The Supreme Court on Tuesday resurrected an Environmental Protection Agency rule targeting air pollution that drifts across state borders, handing the Obama administration a victory on one of its major environmental efforts.
The agency for years, under two administrations, has struggled to carry out a directive under the federal Clean Air Act to protect downwind states from pollution generated in other states, mostly from coal-fired power plants. The EPA’s rules from 2011 were challenged by a coalition of upwind states and industry, which prevailed in lower courts.
But the Supreme Court ruled 6 to 2 that the latest effort could be implemented, with Justice Ruth Bader Ginsburg writing for the majority that the agency must have leeway to confront the “complex challenge” of interstate pollution.
“Most upwind States propel pollutants to more than one downwind State, many downwind States receive pollution from multiple upwind States, and some States qualify as both upwind and downwind,” she wrote. “The overlapping and interwoven linkages between upwind and downwind States with which EPA had to contend number in the thousands.”
Ginsburg was joined by Chief Justice John G. Roberts Jr. and Justices Anthony M. Kennedy, Stephen G. Breyer, Sonia Sotomayor and Elena Kagan. Justices Antonin Scalia and Clarence Thomas issued a scathing dissent, which Scalia read in part from the bench, and Justice Samuel A. Alito Jr. recused himself from the case.
EPA Administrator Gina McCarthy called the ruling “a resounding victory for public health and a key component” of the agency’s effort to “make sure all Americans have clean air to breathe.” She said the court’s decision underscored the importance of basing clean air rules “on strong legal foundations and sound science,” declaring it a big win and “a proud day for the agency.”
Richard Lazarus, an environmental law professor at Harvard, called the cross-state pollution rule “one of the most significant rules ever” promulgated by the EPA, and supporters said the cost of carrying it out would be more than offset by health benefits.
But opponents of the rule said the majority decision rewarded the EPA for a heavy-handed approach that disregarded the legitimate concerns of the 27 states affected.
Hal Quinn, president of the National Mining Association, said his organization “is disappointed in the outcome and gravely concerned with the latitude afforded the EPA to preempt states before they have had a reasonable chance to act.”
The industry fought the EPA’s attempt to regulate sulfur and nitrogen gases for decades — previous rules promulgated during the George W. Bush administration also were rejected — culminating in a years-long battle during the Obama administration.
Trip Van Noppen, president of Earthjustice, a nonprofit environmental group that helped argue the case, said people “who live downwind from this deadly pollution have a right to breathe air that doesn’t sicken and kill them.”
In determining how much individual upwind states should be required to reduce their emissions, the EPA’s interpretation of the law allows for several factors to be considered, including what it would cost and how much the state has done to cut pollution.
But a divided panel of the U.S. Court of Appeals for the D.C. Circuit disagreed with this approach and said the reductions must be proportional to the state’s share of responsibility for downwind problems.
Ginsburg said, however, that the realities of interstate air pollution “are not so simple.” The EPA was within its power to design a different approach, she said.
The agency was being more efficient and equitable, she said, enacting a rule that “subjects to stricter regulation those states that have done relatively less in the past to control their pollution.”
In his dissent, Scalia agreed that might be true.
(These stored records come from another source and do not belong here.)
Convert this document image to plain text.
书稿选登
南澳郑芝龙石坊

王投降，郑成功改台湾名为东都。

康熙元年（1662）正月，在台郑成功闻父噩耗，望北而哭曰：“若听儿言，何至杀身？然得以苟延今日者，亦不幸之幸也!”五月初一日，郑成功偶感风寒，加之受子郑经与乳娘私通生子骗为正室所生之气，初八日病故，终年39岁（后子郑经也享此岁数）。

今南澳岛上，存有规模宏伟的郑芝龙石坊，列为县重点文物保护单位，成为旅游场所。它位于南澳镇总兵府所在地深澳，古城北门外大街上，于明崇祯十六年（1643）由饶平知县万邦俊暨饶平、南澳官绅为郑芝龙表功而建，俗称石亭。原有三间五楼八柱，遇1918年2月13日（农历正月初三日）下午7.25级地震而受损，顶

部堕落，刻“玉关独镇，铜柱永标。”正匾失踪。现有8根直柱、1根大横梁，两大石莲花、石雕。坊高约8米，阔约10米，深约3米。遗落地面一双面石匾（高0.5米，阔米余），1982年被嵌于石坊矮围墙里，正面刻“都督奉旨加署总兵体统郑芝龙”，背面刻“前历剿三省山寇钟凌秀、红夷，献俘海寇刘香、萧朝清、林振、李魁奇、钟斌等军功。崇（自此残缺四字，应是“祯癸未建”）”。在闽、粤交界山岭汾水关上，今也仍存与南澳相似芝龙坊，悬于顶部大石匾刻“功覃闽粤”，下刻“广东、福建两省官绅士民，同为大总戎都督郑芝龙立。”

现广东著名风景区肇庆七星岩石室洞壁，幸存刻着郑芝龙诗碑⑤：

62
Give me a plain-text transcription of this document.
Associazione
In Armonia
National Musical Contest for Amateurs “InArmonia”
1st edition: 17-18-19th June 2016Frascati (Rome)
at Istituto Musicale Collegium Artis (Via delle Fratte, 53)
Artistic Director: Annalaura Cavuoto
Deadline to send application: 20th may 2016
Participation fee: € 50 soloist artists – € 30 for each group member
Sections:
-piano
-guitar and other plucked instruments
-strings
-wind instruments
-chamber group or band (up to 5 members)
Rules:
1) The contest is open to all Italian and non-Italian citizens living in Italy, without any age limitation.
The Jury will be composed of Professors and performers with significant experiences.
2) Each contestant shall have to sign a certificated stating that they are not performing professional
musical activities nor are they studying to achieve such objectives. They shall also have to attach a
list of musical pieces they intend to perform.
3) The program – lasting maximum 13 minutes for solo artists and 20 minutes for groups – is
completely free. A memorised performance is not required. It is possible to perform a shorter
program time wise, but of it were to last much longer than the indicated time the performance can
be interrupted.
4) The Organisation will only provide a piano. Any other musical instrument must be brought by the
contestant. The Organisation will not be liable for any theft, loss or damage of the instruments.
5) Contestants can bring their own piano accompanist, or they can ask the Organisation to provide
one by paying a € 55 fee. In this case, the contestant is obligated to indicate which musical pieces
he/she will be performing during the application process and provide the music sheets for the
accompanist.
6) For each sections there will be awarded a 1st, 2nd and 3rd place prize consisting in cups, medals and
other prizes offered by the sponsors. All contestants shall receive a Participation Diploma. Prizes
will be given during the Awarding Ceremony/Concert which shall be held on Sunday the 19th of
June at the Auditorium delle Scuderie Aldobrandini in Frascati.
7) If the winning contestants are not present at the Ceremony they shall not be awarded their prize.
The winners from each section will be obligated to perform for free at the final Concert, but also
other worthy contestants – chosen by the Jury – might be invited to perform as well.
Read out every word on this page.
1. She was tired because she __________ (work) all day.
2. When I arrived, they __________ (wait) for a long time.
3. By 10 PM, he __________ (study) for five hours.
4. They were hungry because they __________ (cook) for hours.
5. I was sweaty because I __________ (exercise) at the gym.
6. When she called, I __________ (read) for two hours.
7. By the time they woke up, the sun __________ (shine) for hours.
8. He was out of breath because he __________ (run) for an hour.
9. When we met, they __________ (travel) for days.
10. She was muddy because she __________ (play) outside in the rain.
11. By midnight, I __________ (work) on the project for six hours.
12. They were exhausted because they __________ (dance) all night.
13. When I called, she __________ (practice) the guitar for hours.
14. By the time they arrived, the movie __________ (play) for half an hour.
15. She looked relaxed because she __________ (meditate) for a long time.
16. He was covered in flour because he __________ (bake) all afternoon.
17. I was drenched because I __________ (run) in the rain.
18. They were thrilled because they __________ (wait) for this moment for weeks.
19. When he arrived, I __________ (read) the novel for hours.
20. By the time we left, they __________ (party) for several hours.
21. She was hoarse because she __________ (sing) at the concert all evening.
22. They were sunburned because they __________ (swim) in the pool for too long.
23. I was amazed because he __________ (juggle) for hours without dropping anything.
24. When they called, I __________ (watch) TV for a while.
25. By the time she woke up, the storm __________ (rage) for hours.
The problem, he said, is that there is “zero” in the law that allows such an approach.
“EPA’s utterly fanciful ‘from each according to its ability’ construction sacrifices democratically adopted text to bureaucratically favored policy,” he wrote.
He called the majority’s opinion pulled from thin air —“Look, Ma, no hands!” — and said there was a price for such pragmatism.
The case, Scalia said from the bench, illustrates “the major problem that many citizens have with the federal government these days: that they are governed not so much by their elected representatives as by an unelected bureaucracy operating under vague statutory standards.”
Ginsburg had the last word, however, and it came from the Gospel according to John:
“The wind bloweth where it listeth, and thou hearest the sound thereof, but canst not tell whence it cometh, and whither it goeth.”